One of my foci for research at UCL Institute of Education is about how academic staff relate to the new technologies for assessment that are increasingly employed in Higher Education Institutions (HEIs). These are currently under-researched themes, particularly in terms of how change is enacted. How we talk about assessment, how we introduce a range of ways to assess, and how we educate key stakeholders in assessment are all vital to successful implementation and critical to how the assessments and their outcomes are trusted by our students. Electronic or e-assessment is an exciting new feature of the working life of universities, but I’m concerned about how it is used.
It’s important to be clear about what we mean by e-assessment because it can include a wide range of practices. In this blog, I’m referring, quite specifically, to the use of computer-based marking on-screen as a means to provide feedback on students’ draft work and also to mark and grade final submissions. The most popular software is Grademark, a free marking tool that is part of the Turnitin plagiarism software, and some of the initial (but limited) research conducted into online and electronic grading and feedback has suggested it to be a useful addition to teaching and learning in HEIs. However, there is still very little research in the use of Grademark as a mode of electronic assessment, and yet its popularity appears to be growing; all UK universities now use this system. So what happens when we make a change in marking environments?
Many of the thousands of tutors who have always marked paper-based assignments are now being asked to put down their pencils and take up a mouse instead. Quite apart from a significant change in practice, there is an assumption that this new format for assessment is ‘improved’ in terms of efficiency. For example, in the past, students would bring hard copies of work to their HEI and hand it in to tutors – the work would be marked and handed back at a later date. Being able to upload work into a database from which tutors download it for marking is indeed very convenient and it provides significant savings of resources. It can also mean that tutors have more opportunities to access work during the marking period because they are not reliant on collecting and carrying hard copies. However, these things simply are indicators of convenience; they do not provide evidence for the use of technology in improving actual assessment practice. This needs some consideration.
The use of e-marking for school-level education, for example national tests and/or qualifications externally marked by awarding bodies, is closely scrutinised with the markers being subject to training, moderation, and post-marking inspection. Such formal processes ensure that those employed to use online assessment environments are, if not expert, certainly highly trained and able to reflect on their skills in these formats. The same is not true of practice in HEIs. What appears to be common is the introduction of enforced movement from paper to e-assessment without specific training to re-educate the markers/assessors for working in this new environment. Such dramatic changes are likely to impact the validity and reliability of marking because the interactions with a screen and mouse are different to those with paper and pen.
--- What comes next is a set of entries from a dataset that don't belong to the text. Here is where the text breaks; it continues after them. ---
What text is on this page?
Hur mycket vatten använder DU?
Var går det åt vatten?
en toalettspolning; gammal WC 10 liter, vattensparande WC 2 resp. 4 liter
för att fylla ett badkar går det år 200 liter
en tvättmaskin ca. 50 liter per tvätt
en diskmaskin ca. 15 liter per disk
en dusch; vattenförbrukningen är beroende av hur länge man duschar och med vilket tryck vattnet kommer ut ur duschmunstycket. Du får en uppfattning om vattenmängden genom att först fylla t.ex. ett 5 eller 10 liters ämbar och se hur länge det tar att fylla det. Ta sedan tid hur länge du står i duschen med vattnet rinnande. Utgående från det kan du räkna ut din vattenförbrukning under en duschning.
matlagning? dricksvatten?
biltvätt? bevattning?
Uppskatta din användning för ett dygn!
I’m not suggesting that all marking in HEIs is unreliable, but I do question the assumption of comparability of marking on-screen and on paper which leads me to ask: To what extent can we trust the use of the e-assessment practice in HEIs?
It is imperative to know we can trust the quality and validity of assessment outcomes in HEIs because they are incredibly high-stakes. On the part of the students, assessment outcomes represent a significant body of learning for individuals; and they represent a significant cost financially to individuals. On the part of teaching staff, assessment outcomes underpin systems for accountability – and, like it or not, they represent a quality ‘mark’ for the institution, its staff, and its students. How academic staff feel about their ability to perform as assessors is important because there is resistance to electronic technology where it is perceived to be less efficient, or more complex than the system that it replaces. In this environment, the professional identity of academics needs protection to assure and continually develop high-quality assessment practice.
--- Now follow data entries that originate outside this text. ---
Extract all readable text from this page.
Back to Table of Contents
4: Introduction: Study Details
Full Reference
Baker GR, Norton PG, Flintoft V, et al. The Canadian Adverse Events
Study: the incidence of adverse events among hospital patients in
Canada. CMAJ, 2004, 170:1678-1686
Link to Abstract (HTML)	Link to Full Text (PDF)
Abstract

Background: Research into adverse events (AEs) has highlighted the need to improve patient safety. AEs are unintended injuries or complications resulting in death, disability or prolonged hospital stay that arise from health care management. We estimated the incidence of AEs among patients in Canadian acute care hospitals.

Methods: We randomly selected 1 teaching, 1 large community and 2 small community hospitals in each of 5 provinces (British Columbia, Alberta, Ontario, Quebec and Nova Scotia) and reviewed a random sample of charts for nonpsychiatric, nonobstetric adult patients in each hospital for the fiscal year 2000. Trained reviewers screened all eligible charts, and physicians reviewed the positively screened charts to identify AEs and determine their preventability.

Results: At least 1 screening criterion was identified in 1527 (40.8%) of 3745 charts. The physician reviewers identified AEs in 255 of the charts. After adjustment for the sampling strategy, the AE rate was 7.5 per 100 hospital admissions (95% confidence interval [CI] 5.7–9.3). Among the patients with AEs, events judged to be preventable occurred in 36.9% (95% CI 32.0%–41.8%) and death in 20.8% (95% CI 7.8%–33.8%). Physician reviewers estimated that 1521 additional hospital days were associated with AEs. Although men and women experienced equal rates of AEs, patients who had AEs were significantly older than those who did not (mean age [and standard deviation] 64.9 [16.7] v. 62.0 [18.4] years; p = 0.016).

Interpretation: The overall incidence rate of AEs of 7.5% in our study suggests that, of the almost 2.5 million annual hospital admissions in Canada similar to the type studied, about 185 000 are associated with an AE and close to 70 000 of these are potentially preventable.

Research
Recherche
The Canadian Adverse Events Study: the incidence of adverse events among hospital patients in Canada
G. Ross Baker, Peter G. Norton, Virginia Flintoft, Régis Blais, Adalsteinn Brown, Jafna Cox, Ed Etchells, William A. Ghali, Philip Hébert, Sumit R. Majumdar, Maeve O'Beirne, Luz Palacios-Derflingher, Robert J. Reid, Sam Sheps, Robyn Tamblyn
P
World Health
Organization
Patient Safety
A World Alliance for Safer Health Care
Dr Mary Richardson is the director of the MA in Educational Assessment at UCL Institute of Education, University College London. She leads courses in assessment and testing and supervises doctoral candidates.
Her areas of research interest are in educational assessment. She has recently begun work examining the use of Online Marking for HE assessments with a view to developing systematic trials of marking comparability between paper and screen.
Dr Mary Richardson shared her research on academics' experiences of change in e-assessment practice in higher education at the 'Examining Excellence' conference held at BPP University on 6th December 2019.